Authors and Affiliations

  • Department of Sociology, Colorado State University, Fort Collins, USA

    Michael S. Carolan

About the author

Dr. Carolan is Associate Dean for Research for the College of Liberal Arts at Colorado State University. He has published more than 150 peer-reviewed articles and chapters. His areas of expertise include environmental and agricultural law and policy, environmental sociology, the sociology of food systems and agriculture, and the sociology of technology and scientific knowledge. He also dabbles in social theory.
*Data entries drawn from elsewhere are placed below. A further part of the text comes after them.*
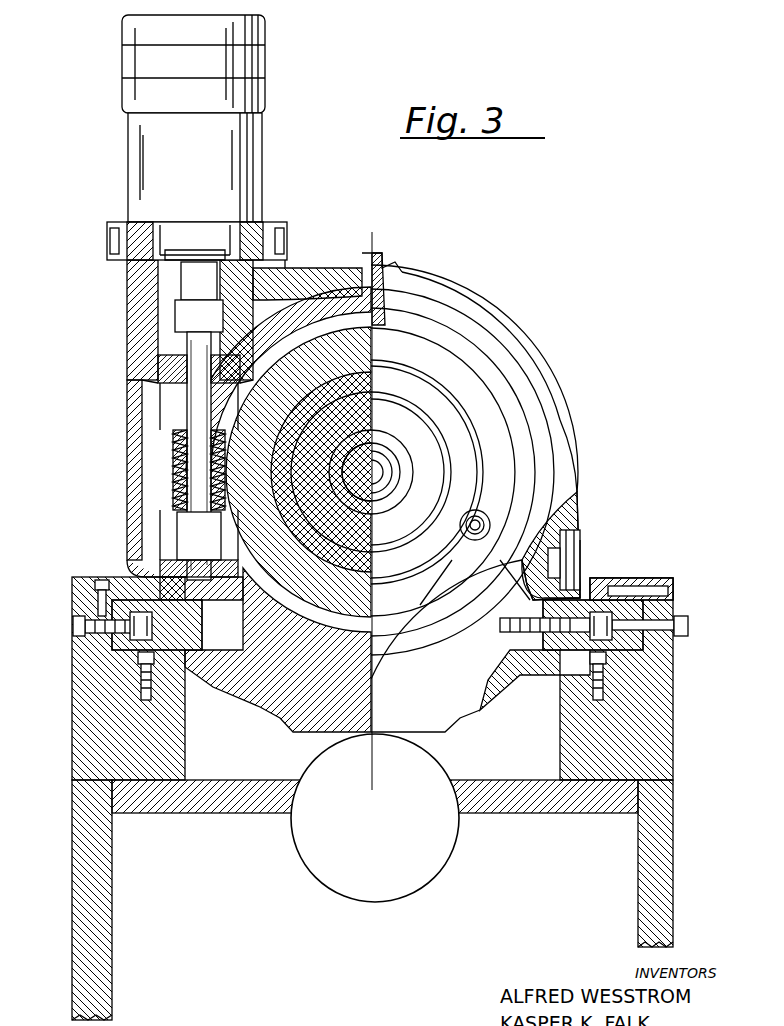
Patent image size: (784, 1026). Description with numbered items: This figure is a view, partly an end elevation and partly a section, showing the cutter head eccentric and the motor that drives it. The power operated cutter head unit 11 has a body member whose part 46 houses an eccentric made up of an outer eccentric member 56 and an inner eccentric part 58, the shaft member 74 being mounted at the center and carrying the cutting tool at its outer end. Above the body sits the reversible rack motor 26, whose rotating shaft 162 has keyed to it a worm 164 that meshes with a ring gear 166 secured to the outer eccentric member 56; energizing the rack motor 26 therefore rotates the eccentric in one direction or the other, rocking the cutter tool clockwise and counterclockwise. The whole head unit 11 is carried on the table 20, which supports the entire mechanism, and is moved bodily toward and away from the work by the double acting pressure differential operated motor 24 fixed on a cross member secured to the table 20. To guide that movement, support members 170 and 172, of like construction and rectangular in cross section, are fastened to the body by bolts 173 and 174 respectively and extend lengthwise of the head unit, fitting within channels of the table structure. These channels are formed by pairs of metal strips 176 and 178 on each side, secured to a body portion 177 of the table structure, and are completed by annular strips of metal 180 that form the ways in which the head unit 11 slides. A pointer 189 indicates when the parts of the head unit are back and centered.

The power operated cutter head unit 11 is at (552, 373).
The table 20 is at (203, 802).
The double acting pressure differential operated motor 24 is at (434, 838).
The rack motor 26 is at (225, 158).
The body member part 46 is at (307, 266).
The outer eccentric member 56 is at (372, 582).
The eccentric part 58 is at (330, 530).
The shaft member 74 is at (376, 444).
The rotating shaft 162 is at (190, 378).
The worm 164 is at (172, 468).
The ring gear 166 is at (385, 300).
The support member 170 is at (145, 612).
The support member 172 is at (582, 592).
The bolt 173 is at (130, 636).
The bolt 174 is at (605, 592).
The strip of metal 176 is at (98, 605).
The body portion of the table structure 177 is at (98, 755).
The strip of metal 178 is at (150, 680).
The annular strip of metal 180 is at (100, 580).
The pointer 189 is at (360, 318).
He has published the following books: Biological Economies: Experimentation and the Politics of Agrifood Frontiers (2016; with Richard LeHeron, Hugh Campbell, and Nick Lewis); Food Utopias: Reimagining Citizenship, Ethics and Community (2015 with Paul Stock and Chris Rosin); Cheaponomics: The High Cost of Low Prices (2014); Society and the Environment: Pragmatic Solutions to Ecological Issues (2013); Reclaiming Food Security (2013); The Sociology of Food and Agriculture (2012); The Real Cost of Cheap Food (2011); Embodied Food Politics (2011); A Sociological Look at Biofuels: Understanding the Past/Prospects for the Future (2010); and Decentering Biotechnology: Assemblages Built and Assemblages Masked (2010). Dr. Carolan is also Co-Editor for the Journal of Rural Studies.